I don’t think it’s misogynistic. What are they thinking? That woman relaxing in a chair looking out of the window of a Georgian house; the Queen of the Waltzers perched on the steps of the ride, fag in hand; the woman profiled in a black cloche hat, a luminous pearl stud in her ear.

One friend who rarely visits either Glasgow or art galleries went through to see the Jack Vettriano exhibition. She loved it and said it was for the reason that Vettriano gives in a film clip in the exhibition – that he paints a scene and then allows the viewer to make the movie of which it is part in their own head.

Some pictures are controversial: a row of men walking along a beach entitled The Billy Boys has a note which says it is inspired by a memory of the artist’s father and friends out looking for a fight with men from the nearby village, mingled with a response to the movie Reservoir Dogs.

At times, the paintings do have a kind of hard-edged macho swagger.
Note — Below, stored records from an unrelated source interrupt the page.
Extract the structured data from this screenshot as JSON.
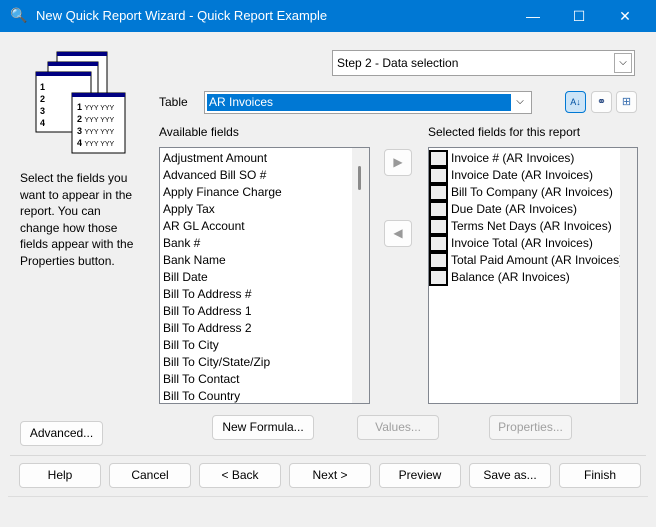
{
  "window": {
    "title": "New Quick Report Wizard - Quick Report Example",
    "minimize": "—",
    "maximize": "☐",
    "close": "✕"
  },
  "step": {
    "value": "Step 2 - Data selection"
  },
  "table": {
    "label": "Table",
    "value": "AR Invoices"
  },
  "toolbar": {
    "sort_icon": "sort-az-icon",
    "find_icon": "binoculars-icon",
    "relations_icon": "relations-icon"
  },
  "instructions": "Select the fields you want to appear in the report. You can change how those fields appear with the Properties button.",
  "available": {
    "label": "Available fields",
    "items": [
      "Adjustment Amount",
      "Advanced Bill SO #",
      "Apply Finance Charge",
      "Apply Tax",
      "AR GL Account",
      "Bank #",
      "Bank Name",
      "Bill Date",
      "Bill To Address #",
      "Bill To Address 1",
      "Bill To Address 2",
      "Bill To City",
      "Bill To City/State/Zip",
      "Bill To Contact",
      "Bill To Country"
    ]
  },
  "selected": {
    "label": "Selected fields for this report",
    "items": [
      "Invoice # (AR Invoices)",
      "Invoice Date (AR Invoices)",
      "Bill To Company (AR Invoices)",
      "Due Date (AR Invoices)",
      "Terms Net Days (AR Invoices)",
      "Invoice Total (AR Invoices)",
      "Total Paid Amount (AR Invoices)",
      "Balance (AR Invoices)"
    ]
  },
  "buttons": {
    "advanced": "Advanced...",
    "new_formula": "New Formula...",
    "values": "Values...",
    "properties": "Properties...",
    "help": "Help",
    "cancel": "Cancel",
    "back": "< Back",
    "next": "Next >",
    "preview": "Preview",
    "save_as": "Save as...",
    "finish": "Finish"
  }
}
Indeed, they don’t defer to the contemporary art world at all.

There is an authentic, working-class sensibility here which I have never before seen in an art gallery. Perhaps this is in part what so inflames the nasal passages of art critics.

The attributions also remind the viewer that these are not bought by experts on behalf of any state. They do not live in marbled halls; they are owned and loved by high net worth individuals – the tags bear couples’ names; “Collection of Jack Nicholson”, “Private Collection Switzerland”, “Private Collection Monaco”.

It seems a shame that, due to a combination of snobbery and cultural deference, Scotland’s national collections have not bought a single work by this Scottish artist on our behalf. I doubt we shall ever be able to afford one now.

Catch the exhibition if you can, it is on until the end of February. A word of advice: don’t stand there wondering if it is “good” art or not.

That question reminds me of the movie scene in which a coat check girl remarks to Mae West: “Goodness, what lovely diamonds.” Mae flips on her fur stole and replies over her shoulder: “Goodness had nothing to do with it, dearie.” Enjoy.